Development of Polyolefin Elastomers with Distinct Dual Long-Chain Branch Structures
Bangban Zhu, Haitao Wang, Kan Liu, Minghao Sun, Zhenjia Shi, Shuo Wang, Xingfen Huang, Shengbin Shi, Jieyuan Zheng, Xuan Yang, Pingwei Liu, Wenjun Wang
Abstract
Long-chain branched (LCB) structures significantly impact the processability and mechanical performance of polyolefin materials. Comb-branched polyolefin elastomer (CPOE) represents an emerging class of polyolefin thermoplastic elastomers composed of an amorphous ethylene/1-octene copolymer backbone and crystalline polyethylene (PE) LCBs (T-type).
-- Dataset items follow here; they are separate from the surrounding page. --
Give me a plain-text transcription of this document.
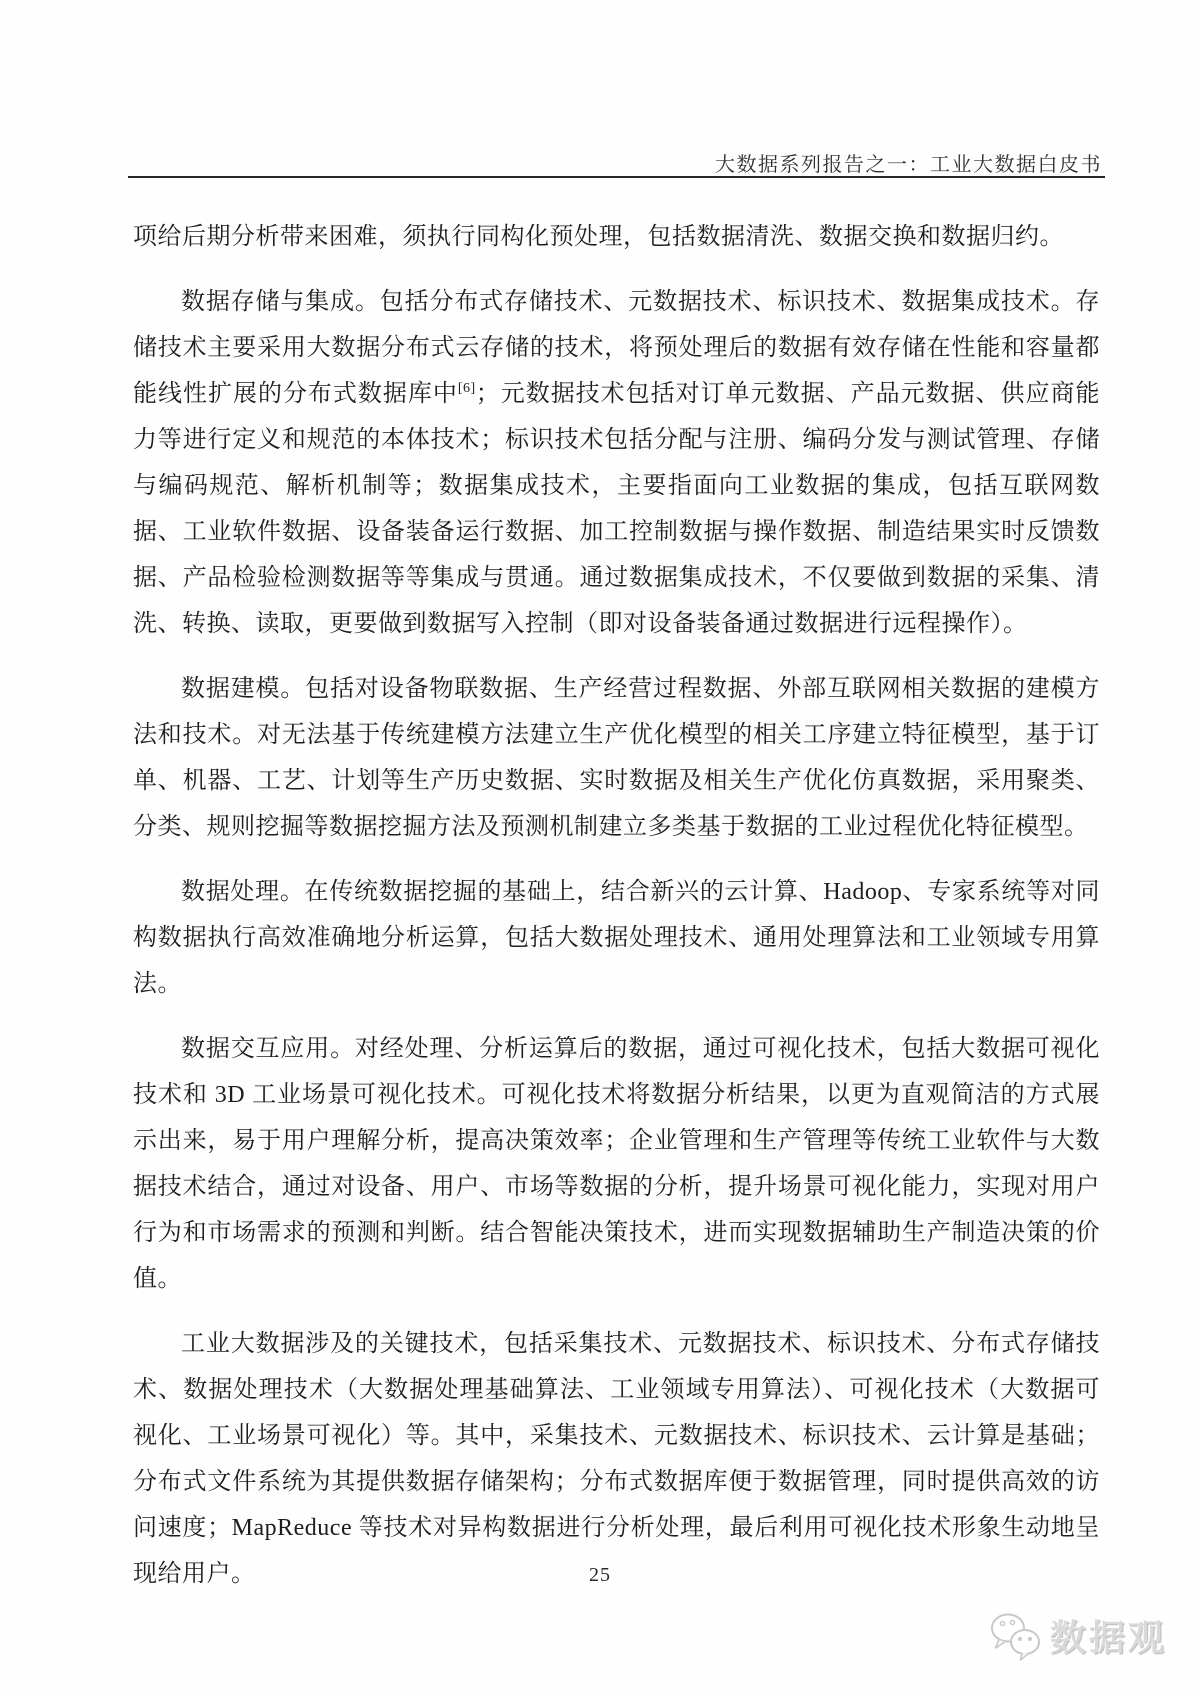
大数据系列报告之一：工业大数据白皮书

项给后期分析带来困难，须执行同构化预处理，包括数据清洗、数据交换和数据归约。

数据存储与集成。包括分布式存储技术、元数据技术、标识技术、数据集成技术。存储技术主要采用大数据分布式云存储的技术，将预处理后的数据有效存储在性能和容量都能线性扩展的分布式数据库中[6]；元数据技术包括对订单元数据、产品元数据、供应商能力等进行定义和规范的本体技术；标识技术包括分配与注册、编码分发与测试管理、存储与编码规范、解析机制等；数据集成技术，主要指面向工业数据的集成，包括互联网数据、工业软件数据、设备装备运行数据、加工控制数据与操作数据、制造结果实时反馈数据、产品检验检测数据等等集成与贯通。通过数据集成技术，不仅要做到数据的采集、清洗、转换、读取，更要做到数据写入控制（即对设备装备通过数据进行远程操作）。

数据建模。包括对设备物联数据、生产经营过程数据、外部互联网相关数据的建模方法和技术。对无法基于传统建模方法建立生产优化模型的相关工序建立特征模型，基于订单、机器、工艺、计划等生产历史数据、实时数据及相关生产优化仿真数据，采用聚类、分类、规则挖掘等数据挖掘方法及预测机制建立多类基于数据的工业过程优化特征模型。

数据处理。在传统数据挖掘的基础上，结合新兴的云计算、Hadoop、专家系统等对同构数据执行高效准确地分析运算，包括大数据处理技术、通用处理算法和工业领域专用算法。

数据交互应用。对经处理、分析运算后的数据，通过可视化技术，包括大数据可视化技术和 3D 工业场景可视化技术。可视化技术将数据分析结果，以更为直观简洁的方式展示出来，易于用户理解分析，提高决策效率；企业管理和生产管理等传统工业软件与大数据技术结合，通过对设备、用户、市场等数据的分析，提升场景可视化能力，实现对用户行为和市场需求的预测和判断。结合智能决策技术，进而实现数据辅助生产制造决策的价值。

工业大数据涉及的关键技术，包括采集技术、元数据技术、标识技术、分布式存储技术、数据处理技术（大数据处理基础算法、工业领域专用算法）、可视化技术（大数据可视化、工业场景可视化）等。其中，采集技术、元数据技术、标识技术、云计算是基础；分布式文件系统为其提供数据存储架构；分布式数据库便于数据管理，同时提供高效的访问速度；MapReduce 等技术对异构数据进行分析处理，最后利用可视化技术形象生动地呈现给用户。	25
数据观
While CPOEs exhibit higher melting points and improved thermal stability compared to conventional polyolefin elastomers, achieving both high mechanical strength and excellent elastic recovery remains a key challenge. In this study, a second LCB structure was strategically introduced into CPOEs to develop a dual-branched polyolefin elastomer (DPOE). In addition to the existing crystalline T-type LCBs, which act as reversible physical cross-linking sites, covalently bonded H-type LCBs were generated through the incorporation of 1,7-octadiene. The resulting DPOEs possessed 0.5–0.6 T-type LCBs and 0.5–1.6 H-type LCBs per polymer chain, forming an integrated dual cross-linking network. This dual-LCB design led to a remarkable enhancement in mechanical properties and thermal performance. Compared to CPOEs, the DPOEs exhibited an increase in tensile strengths from 9.4 to 16.6 MPa, elongations at break from 975% to 1085%, toughness from 70.1 MJ/m 3 to 105 MJ/m 3, and elastic recoveries from 65.8% to 73.7%. Furthermore, the DPOEs maintained a storage modulus plateau of 0.2–0.3 MPa across the 150–200 °C range. Notably, the materials also showed outstanding reprocessability, retaining up to 96% of their original mechanical strengths and nearly unchanged elongations at break after five hot-pressing cycles. The introduction of dual LCBs offers a powerful design strategy for producing high-performance, thermally stable, and reprocessable polyolefin thermoplastic elastomers, expanding their potential for advanced industrial applications.